Every person was anticipating a second positive brand engagement, actually looking forward to something brought to them by AT&T, and every one of them (the majority probably 12- to 44-year-olds) left disappointed. A quick reading of the viewer comments under the spot offered proof of that.
That’s self-inflected brand damage that wouldn’t have happened had they made proper use of all their assets, and simply listened to consumers.
They spent big money for creative, then killed the ROI because: a) they didn’t know how/where to use it, and b) they neglected to listen to what consumers were literally telling them right there in the comments section.
One of the benefits of digital is having instant access to where consumers stand with your brand, however, that benefit is completely lost if you don’t act on information presented. You still have to care. If you don’t care enough to act as instantly as consumers react to your marketing, the real-time benefits of digital are wasted.

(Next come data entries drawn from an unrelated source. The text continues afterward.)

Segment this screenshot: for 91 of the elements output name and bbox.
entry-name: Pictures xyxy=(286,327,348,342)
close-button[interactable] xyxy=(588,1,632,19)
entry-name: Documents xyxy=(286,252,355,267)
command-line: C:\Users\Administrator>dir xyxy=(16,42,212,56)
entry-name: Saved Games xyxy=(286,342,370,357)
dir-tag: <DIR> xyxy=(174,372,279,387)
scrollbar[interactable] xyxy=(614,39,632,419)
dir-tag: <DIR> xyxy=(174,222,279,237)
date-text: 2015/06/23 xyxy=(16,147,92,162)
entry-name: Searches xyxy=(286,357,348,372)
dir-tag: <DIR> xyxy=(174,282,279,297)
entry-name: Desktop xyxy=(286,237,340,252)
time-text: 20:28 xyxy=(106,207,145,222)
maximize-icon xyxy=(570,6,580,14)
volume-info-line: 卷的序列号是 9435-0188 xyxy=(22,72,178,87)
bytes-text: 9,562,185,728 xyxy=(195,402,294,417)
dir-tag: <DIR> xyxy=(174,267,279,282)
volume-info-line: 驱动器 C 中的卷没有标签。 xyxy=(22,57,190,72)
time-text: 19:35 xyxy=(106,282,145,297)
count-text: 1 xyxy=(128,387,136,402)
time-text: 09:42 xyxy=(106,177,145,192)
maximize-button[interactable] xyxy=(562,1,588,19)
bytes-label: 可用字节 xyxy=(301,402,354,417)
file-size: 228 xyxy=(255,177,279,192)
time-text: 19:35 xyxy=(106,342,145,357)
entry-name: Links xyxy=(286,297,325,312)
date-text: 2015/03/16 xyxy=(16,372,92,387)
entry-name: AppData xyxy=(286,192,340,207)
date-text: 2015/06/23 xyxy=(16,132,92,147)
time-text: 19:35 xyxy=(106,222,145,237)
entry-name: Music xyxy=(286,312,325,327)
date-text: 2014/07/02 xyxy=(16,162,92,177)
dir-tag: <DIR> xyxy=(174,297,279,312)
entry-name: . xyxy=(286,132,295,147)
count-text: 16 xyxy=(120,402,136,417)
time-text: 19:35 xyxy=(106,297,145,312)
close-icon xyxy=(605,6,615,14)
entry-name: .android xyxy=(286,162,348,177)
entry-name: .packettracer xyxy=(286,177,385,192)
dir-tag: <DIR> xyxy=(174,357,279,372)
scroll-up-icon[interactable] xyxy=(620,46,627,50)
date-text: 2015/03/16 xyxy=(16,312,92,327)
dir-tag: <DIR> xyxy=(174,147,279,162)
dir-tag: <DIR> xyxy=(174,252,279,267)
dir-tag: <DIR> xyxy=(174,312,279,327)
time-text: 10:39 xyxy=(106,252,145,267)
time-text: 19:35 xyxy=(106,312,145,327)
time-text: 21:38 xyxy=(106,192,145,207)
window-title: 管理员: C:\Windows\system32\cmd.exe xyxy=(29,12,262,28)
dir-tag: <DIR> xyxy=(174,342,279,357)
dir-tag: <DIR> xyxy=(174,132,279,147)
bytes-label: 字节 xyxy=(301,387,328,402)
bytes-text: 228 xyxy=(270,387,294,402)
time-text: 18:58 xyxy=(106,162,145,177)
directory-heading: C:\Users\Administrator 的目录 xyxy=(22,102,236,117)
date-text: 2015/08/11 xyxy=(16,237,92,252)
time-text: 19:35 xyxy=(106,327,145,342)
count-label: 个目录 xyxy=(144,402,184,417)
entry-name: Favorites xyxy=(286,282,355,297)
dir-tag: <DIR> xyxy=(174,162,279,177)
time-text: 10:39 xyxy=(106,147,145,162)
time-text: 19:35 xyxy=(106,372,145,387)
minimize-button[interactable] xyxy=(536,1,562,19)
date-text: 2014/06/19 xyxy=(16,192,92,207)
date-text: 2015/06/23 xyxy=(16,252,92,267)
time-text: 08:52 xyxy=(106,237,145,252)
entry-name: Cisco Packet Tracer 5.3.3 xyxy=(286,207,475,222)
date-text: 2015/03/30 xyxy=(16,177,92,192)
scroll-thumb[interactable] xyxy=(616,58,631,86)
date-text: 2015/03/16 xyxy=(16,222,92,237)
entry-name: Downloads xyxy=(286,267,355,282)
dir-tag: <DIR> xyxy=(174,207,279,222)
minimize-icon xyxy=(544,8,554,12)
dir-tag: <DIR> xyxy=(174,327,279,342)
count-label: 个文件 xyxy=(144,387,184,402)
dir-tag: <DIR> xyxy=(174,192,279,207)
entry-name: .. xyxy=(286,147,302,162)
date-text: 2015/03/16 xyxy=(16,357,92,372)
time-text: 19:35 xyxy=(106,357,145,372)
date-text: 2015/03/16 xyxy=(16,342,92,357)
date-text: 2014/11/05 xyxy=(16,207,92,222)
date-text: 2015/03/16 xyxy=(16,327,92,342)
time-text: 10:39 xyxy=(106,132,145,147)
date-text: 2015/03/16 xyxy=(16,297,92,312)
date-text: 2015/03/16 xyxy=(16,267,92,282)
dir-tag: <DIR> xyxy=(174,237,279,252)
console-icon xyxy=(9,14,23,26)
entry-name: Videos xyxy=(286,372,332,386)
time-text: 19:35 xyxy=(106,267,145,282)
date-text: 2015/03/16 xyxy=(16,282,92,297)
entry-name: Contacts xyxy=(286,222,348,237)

Your digital efforts are simply a one-way bulletin board for TV spots, print ads and other ‘content’ someone thinks consumers want. It’s a lot easier to just listen to them. They’ll tell you.
After reading the comments, I reached out to our New York office to see if the account people could get me the raw footage, so we could give people what they were looking for. Since it was produced by another agency, getting it would have caused someone to jump through hoops, hence no one ever got back to me.
The below video was posted by a third party who wanted it bad enough that he went directly to the production company and asked for the footage, something I as a professional at another agency, couldn’t do due to contractual bindings.
I worked for their digital agency. I couldn’t get it. Here it is:
At the time of writing, this :57 of video has over 60,000 views. AT&T TV :30 spot? A mere couple thousand. You can now only find both online at third party sites. Opportunity squandered.
Large companies need to learn how to operate in the digital age. They need to be as agile as the medium, to make it easier for people to engage with them, to strip away the levels of approval process and ego that so often get in the way, because by the time they get out of their own way, it’s too late; the iron is has gone too cold to strike.
If not, they’ll find themselves left in the dust of the digital age.